Improving radiation therapies for cancer mathematically
In a paper published in December in the SIAM Journal on Scientific Computing, authors Li-Tien Cheng, Bin Dong, Chunhua Men, Xun Jia, and Steve Jiang propose a method to optimize radiation therapy treatments in cancer patients.
Radiation therapy is one of the primary methods used for cancer treatment, along with chemotherapy and surgery. While doses of radiation are delivered to eliminate cancerous tissue, care is taken to keep radiation within acceptable levels so as not to affect neighboring tissues and organs. The most common type of therapy delivers high-energy radiation via a medical linear accelerator mounted on a rotating apparatus to adjust the direction, and a collimator to shape the beam of radiation. In the recently developed volumetric modulated arc therapy (VMAT), beams continuously deliver doses as the delivery device rotates around the patient. Enhancement of radiotherapy treatment is challenged by complexities of shape optimization, due to the mechanics of the equipment involved as well as the apertures of devices delivering the beams of radiation.

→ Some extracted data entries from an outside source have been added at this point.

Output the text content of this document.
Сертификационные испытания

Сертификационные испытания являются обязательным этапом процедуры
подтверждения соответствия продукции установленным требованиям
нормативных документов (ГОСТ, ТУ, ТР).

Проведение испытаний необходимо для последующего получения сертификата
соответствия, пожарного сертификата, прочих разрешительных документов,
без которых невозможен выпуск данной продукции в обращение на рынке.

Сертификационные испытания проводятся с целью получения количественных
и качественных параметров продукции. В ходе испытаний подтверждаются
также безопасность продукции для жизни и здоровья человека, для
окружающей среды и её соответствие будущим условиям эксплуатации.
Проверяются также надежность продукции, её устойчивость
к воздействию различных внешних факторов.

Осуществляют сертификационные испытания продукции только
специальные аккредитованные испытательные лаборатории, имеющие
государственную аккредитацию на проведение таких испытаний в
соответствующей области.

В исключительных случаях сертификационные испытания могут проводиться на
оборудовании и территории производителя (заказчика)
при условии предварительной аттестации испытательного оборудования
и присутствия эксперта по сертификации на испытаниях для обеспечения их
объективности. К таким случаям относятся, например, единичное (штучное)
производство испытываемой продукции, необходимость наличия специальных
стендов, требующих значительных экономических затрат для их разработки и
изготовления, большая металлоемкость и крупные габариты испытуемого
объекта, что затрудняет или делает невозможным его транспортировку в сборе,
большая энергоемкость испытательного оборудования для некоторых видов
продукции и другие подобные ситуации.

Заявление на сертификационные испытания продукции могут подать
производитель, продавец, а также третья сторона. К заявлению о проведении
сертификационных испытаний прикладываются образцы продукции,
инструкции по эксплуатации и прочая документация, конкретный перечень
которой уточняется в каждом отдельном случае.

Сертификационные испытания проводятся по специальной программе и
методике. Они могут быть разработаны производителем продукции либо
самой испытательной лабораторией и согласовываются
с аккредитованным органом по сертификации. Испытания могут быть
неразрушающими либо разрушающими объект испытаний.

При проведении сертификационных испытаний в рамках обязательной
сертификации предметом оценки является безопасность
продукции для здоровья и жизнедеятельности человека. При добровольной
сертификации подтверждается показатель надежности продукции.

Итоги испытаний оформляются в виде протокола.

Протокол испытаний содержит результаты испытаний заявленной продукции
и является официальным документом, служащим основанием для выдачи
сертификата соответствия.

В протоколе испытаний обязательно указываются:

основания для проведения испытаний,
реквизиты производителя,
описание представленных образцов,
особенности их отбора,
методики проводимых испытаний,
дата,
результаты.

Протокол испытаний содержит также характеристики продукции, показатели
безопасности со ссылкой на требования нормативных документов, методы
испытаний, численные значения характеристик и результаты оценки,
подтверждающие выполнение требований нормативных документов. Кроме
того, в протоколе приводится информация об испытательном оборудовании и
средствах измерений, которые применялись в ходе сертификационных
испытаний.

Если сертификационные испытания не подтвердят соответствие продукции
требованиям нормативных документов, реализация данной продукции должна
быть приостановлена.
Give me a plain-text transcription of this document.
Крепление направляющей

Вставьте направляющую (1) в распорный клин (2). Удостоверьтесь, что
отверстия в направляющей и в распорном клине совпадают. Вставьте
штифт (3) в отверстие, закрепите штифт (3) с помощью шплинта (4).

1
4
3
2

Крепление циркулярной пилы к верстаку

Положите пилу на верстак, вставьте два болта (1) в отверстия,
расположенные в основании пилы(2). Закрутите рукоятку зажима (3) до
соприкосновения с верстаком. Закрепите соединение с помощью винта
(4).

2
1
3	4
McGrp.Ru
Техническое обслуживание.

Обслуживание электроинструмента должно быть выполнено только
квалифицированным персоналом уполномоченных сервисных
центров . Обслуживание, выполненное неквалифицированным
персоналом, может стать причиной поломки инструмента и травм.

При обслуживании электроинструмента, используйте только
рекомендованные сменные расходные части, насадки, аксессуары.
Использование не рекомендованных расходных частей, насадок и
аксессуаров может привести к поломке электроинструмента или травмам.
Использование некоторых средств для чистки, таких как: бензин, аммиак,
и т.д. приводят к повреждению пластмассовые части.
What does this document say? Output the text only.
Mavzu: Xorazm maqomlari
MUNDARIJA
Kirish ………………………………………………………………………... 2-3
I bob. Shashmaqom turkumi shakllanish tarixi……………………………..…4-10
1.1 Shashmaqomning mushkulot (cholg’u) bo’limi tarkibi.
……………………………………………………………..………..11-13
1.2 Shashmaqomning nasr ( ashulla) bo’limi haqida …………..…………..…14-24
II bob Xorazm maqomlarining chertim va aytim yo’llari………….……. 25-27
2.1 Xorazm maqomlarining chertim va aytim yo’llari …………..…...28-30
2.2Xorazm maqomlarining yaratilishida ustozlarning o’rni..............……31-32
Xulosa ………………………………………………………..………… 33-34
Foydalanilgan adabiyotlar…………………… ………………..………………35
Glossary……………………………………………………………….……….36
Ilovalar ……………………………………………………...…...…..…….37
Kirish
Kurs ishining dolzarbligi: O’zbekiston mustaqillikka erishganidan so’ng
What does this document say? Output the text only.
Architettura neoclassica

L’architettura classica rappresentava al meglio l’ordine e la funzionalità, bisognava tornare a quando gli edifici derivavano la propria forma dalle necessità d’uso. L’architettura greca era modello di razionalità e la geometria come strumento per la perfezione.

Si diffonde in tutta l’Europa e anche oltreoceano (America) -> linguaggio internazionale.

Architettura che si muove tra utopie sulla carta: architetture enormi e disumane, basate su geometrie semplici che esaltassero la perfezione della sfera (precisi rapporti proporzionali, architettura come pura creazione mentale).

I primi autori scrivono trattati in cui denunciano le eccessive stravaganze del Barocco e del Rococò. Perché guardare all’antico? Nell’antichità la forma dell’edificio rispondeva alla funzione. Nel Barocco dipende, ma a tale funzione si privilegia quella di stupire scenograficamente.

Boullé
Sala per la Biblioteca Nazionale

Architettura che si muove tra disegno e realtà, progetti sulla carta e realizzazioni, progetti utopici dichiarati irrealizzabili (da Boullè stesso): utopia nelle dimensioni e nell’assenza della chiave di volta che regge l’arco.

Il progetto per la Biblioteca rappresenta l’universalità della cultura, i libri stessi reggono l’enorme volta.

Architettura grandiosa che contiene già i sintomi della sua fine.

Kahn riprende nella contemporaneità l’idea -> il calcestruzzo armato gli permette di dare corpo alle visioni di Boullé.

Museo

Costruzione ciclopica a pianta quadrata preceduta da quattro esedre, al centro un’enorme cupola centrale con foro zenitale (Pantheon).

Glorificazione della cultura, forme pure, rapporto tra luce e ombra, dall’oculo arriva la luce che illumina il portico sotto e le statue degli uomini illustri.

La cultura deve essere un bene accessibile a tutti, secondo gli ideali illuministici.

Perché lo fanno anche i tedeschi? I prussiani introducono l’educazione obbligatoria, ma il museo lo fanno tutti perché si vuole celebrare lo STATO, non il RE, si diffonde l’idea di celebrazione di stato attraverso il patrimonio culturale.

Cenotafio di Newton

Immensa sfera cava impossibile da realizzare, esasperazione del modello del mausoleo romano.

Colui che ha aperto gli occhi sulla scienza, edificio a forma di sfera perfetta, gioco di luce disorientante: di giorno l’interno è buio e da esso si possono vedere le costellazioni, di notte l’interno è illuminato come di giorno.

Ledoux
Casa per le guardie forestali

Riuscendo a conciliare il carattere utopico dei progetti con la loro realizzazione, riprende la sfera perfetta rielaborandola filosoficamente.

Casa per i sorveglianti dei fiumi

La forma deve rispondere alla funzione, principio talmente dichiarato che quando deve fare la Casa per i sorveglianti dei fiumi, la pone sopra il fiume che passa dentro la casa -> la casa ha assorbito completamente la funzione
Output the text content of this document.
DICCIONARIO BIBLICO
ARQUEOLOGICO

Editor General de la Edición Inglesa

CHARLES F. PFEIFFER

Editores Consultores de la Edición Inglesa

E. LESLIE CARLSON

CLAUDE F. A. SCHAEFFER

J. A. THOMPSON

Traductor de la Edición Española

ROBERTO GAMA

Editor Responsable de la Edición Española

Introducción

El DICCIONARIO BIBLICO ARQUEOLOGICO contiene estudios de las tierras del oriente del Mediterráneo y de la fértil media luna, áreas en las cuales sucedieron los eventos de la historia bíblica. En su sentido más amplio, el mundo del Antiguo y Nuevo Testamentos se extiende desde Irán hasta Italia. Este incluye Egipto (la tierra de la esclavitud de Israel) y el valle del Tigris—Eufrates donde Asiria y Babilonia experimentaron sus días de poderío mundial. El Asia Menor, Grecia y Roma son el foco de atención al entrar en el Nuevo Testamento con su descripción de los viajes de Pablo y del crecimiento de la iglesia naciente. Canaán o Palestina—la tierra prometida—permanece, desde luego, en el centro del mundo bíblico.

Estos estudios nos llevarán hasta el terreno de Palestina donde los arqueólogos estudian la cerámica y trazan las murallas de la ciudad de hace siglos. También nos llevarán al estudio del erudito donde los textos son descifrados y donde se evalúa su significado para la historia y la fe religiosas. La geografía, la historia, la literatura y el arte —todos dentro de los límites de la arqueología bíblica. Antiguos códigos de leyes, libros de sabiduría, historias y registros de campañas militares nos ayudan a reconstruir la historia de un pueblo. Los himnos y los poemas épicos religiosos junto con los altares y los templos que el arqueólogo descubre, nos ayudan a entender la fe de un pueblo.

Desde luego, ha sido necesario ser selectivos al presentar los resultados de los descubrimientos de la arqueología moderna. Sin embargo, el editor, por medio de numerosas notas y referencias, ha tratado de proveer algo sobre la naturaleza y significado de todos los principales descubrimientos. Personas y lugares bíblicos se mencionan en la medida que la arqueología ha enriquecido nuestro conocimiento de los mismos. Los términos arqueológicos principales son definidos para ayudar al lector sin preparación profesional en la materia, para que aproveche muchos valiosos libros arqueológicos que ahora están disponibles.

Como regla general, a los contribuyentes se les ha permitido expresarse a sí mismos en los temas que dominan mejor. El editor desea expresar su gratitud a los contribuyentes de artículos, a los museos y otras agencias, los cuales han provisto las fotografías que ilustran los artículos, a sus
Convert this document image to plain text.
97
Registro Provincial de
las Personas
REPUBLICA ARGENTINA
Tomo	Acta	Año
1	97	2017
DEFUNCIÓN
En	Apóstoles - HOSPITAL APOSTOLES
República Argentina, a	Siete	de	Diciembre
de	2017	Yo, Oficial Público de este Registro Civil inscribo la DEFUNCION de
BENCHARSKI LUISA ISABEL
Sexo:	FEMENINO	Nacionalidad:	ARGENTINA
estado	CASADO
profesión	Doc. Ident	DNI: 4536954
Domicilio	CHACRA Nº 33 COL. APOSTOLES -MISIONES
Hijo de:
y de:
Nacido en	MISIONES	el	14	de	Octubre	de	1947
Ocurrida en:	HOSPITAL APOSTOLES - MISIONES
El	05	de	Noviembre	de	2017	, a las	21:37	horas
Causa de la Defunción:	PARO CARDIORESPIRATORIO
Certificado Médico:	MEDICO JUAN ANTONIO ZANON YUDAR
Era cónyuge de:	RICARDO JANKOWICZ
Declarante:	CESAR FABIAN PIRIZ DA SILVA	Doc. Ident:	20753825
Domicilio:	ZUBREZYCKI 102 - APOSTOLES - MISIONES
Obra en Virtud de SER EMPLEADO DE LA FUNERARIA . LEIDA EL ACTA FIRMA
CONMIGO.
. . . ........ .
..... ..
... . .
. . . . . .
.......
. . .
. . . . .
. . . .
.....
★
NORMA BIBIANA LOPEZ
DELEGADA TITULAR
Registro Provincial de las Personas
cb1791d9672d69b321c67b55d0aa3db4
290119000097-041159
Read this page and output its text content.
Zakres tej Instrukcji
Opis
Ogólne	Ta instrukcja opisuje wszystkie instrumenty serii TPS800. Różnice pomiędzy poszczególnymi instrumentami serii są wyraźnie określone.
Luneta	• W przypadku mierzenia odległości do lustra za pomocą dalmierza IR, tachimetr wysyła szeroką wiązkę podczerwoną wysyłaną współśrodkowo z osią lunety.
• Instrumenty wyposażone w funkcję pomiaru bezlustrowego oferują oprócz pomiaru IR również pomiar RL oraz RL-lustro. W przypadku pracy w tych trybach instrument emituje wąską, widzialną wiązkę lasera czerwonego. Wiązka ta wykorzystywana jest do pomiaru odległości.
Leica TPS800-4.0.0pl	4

In this paper, the authors develop a variational model and associated numerical techniques for optimization of VMAT treatment plans. The method uses CT scans of patients—with important tissues and organs identified by image segmentation algorithms—to create an improved and customized treatment plan by constructing parameters for an optimal dose distribution in VMAT treatment. Mathematical methods such as binary level-set method for shape optimization are used. Tests have shown improved dose distributions in both model and clinical cases.